Get a realistic view of how your program runs on real hardware, so you can find small changes that make a big performance difference.
Customizing Your Performance Analysis

psrun determines the performance events to be measured by consulting a configuration file you can supply, which is an XML document that describes the measurements to be taken. If you don't supply a configuration file, a default is used (the output shown in Listings 2 and 3 used the default). As an XML document, the configuration file is straightforward to modify and read. For example, if you wanted to obtain the raw events required to calculate the CPI metric discussed earlier, you'd need to ask psrun to measure the total number of graduated instructions and the total number of cycles. These events are predefined in PAPI and are called PAPI_TOT_INS and PAPI_TOT_CYC, respectively.
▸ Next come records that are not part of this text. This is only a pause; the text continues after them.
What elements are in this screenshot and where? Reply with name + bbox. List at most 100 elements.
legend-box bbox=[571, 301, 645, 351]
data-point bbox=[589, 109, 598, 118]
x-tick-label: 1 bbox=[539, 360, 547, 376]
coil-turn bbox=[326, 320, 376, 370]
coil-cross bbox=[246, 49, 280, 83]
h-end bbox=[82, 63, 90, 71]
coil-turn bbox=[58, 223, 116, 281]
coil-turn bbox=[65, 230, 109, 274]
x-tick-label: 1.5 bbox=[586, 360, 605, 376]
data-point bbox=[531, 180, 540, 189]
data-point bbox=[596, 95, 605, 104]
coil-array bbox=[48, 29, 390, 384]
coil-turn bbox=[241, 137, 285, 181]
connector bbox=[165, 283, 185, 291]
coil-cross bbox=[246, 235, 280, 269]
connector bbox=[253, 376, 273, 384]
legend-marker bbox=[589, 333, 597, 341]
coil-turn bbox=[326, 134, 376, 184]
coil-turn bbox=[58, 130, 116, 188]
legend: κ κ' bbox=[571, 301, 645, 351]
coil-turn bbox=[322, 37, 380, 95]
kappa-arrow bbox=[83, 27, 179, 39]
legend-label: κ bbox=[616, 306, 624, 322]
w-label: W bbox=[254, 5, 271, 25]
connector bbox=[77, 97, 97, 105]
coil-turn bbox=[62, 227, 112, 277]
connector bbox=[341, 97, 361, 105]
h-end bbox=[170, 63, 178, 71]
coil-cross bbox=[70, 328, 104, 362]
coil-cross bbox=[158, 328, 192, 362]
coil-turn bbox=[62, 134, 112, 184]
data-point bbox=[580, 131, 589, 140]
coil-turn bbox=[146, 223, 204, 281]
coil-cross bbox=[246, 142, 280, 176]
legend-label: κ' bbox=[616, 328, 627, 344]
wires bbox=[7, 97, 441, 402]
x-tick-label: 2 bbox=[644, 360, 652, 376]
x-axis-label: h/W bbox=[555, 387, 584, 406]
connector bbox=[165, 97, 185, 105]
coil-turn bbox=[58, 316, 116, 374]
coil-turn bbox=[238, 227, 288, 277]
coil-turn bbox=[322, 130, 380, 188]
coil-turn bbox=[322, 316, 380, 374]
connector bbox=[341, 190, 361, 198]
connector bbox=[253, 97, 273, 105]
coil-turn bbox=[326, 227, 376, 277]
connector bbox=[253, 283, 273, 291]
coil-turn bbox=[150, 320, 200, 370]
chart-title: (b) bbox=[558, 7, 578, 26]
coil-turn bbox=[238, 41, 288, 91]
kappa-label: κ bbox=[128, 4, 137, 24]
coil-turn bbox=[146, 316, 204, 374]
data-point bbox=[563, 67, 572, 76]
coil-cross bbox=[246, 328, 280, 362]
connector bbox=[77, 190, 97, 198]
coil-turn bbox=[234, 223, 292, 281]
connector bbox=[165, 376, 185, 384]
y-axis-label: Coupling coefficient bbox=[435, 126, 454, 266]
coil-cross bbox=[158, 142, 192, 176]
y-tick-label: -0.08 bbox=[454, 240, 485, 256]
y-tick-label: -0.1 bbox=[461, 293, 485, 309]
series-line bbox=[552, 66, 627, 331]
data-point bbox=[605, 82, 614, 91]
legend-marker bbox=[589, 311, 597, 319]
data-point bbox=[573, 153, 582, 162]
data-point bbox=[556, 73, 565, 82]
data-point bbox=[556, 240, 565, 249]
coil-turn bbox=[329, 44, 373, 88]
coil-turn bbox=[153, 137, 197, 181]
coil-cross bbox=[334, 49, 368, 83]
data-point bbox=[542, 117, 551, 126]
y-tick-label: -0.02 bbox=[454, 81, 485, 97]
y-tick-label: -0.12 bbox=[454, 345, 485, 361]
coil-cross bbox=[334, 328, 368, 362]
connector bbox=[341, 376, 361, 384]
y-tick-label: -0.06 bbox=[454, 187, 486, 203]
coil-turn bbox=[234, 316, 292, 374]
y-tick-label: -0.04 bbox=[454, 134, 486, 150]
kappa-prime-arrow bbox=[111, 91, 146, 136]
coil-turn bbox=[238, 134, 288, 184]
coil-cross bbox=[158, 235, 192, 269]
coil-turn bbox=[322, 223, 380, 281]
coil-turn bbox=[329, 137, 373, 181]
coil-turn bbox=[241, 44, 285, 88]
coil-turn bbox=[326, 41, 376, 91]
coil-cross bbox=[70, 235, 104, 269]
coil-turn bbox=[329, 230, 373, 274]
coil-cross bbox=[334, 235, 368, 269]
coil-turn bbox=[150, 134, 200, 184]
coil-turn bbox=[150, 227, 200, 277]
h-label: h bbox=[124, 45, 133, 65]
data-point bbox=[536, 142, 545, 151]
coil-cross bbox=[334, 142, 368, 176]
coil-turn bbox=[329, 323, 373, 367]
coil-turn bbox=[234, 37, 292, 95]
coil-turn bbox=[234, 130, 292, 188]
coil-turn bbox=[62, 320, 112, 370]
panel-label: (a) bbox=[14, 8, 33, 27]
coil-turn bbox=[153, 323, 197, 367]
Listing 4 shows a PerfSuite XML configuration file that could be used to measure these events. To use this configuration file with psrun, all you need to do is supply the option -c, along with the name of your custom configuration and run as usual.

The measurements described so far have been in aggregate counting mode, where the total count of one or more performance events are measured and reported over the total runtime of your application. PerfSuite provides an additional way of looking at your application's performance. Let's say you are interested in finding out where in your application all the level 2 cache misses occur so that you can focus your optimization work there. In other words, you'd like a profile similar to gprof's time-based profile, but instead have it be based on level 2 cache misses. This can be done rather easily with psrun by specifying a configuration file tailored for profiling rather than aggregate counting. The PerfSuite distribution includes a number of similar alternative configuration files that you can tailor as needed. Here's an example of how you would ask for a profiling experiment rather than the default total count of events:

8% psrun  -c \
/usr/local/share/perfsuite/xml/pshwpc/profile.xml \

9% psprocess -e solver psrun.24135.xml

In profiling mode, the psprocess tool also needs the name of your executable (solver) to do its work. This is required in order to extract the symbol information in the executable so the program address can be mapped to source code lines.

Listing 5 shows an example of a profiling run of psrun obtained in this way. Not only is the application (solver) analyzed, but it also lists shared libraries used with the application that consumed CPU time. The combination of overall performance counting and profiling can be a powerful tool for learning about bottlenecks that may exist in your software and can help you to isolate quickly those areas of your application most in need of attention.